Unfortunately, this didn’t go down as well with the public as the focus group. After months of uproar the old version of Coke was reintroduced as ‘Coca-Cola Classic’, and New Coke was, eventually after a few years of rebranding, canned (boom-boom). The event went down in business study folklore.   

A Coca-Cola statement about the failure says it all: “To hear some tell it, April 23, 1985, was a day that will live in marketing infamy... spawning consumer angst the likes of which no business has ever seen.”

Darwin award: How not to treat a nation's entire cultural identity

In 1997, what did people hold aloft as a symbol of true Britishness? The Queen? Big Ben? A pint of Boddingtons?! Or was it the tailfins of British Airways (BA) planes?

BA found out the hard way, when it decided its planes’ good old-fashioned blue-white-and-red tails were too nationalistic for ‘Cool Britannia’, with its Brit Pop, New Labour and Damien Hirst installations. So it paid £60m to rebrand its entire fleet to a variety of different world art designs. "Perhaps we need to lose some of our old-fashioned Britishness and take on board some of the new British traits,” said then-CEO, Bob Ayling, upon unveiling the new planes to the expecting public.  

Unknowingly, he’d just p****d off an entire nation, who still saw the Union Jacks on the back of BA planes as a British product to be proud of as they zipped from country to country. The Independent’s Hugh Aldersey-Williams reported it perfectly, saying: “Two things afflict corporate identities as they mature: failing consistency of appearance and, if the original work was successful, a growing number of imitators. When it unveiled its new identity, British Airways solved both problems at a stroke.”

The airline had destroyed its own identity. Customers disappeared from BA faster than music lovers at a Spice Girls gig. The final nail was hammered into the coffin when former Prime Minister Margaret Thatcher covered a model of one of the new designs with a handkerchief, declaring: “We fly the British flag, not these awful things.”

BA soon returned its planes to their original style.
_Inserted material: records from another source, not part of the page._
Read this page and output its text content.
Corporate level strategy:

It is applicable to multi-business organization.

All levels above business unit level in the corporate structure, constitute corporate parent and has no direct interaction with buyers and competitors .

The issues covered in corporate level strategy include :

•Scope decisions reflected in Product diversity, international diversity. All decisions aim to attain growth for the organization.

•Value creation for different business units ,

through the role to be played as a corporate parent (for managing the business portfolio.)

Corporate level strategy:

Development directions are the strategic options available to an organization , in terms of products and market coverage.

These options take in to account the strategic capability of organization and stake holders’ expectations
But some might argue the company never recovered. It certainly isn’t seen as a pillar of British culture anymore.   

Honourable mention: How not to prepare for logging a complaint

Just to prove that it’s not all one way traffic, here’s a fantastic little video about why, as a customer, checking and double-checking your story, and the injustice you feel it wreaks, is vital before logging any kind of complaint. And also, try not to be as thick as two short planks:

Honourable mention: How not to save a sinking ship

In 2005, Blockbuster Video was being attacked from all corners in the US, notably from new internet services like Netflix who could offer the same home video product at the click of a button.

Blockbuster reacted by deciding to give the customers what they wanted – they ditched their “no late fee” policy for rentals. Customers were overjoyed. Did this mean no longer being charged for keeping videos a little bit longer than the 24 hour limit they used to be so stingily presented?!

Not exactly. In fact, not at all.  Blockbuster just rebranded the term “late-fee”, but the charges still remained, since films not returned by a certain date meant being debited for the entire cost of the film. When a customer did eventually return their rentals, they were refunded the money, but minus a $10 restocking fee. Ouch.

The new ‘deal’, openly celebrated through marketing channels by Blockbuster, was investigated by trading standards across the US. The video rental provider was hit with big reimbursement charges, and would eventually file for bankruptcy in 2010. A customer failure of epic proportions.

So there we have it. Happy International Darwin Day to all those customer-focused people out there! We hope these examples have proved entertaining for you. And of course, educational.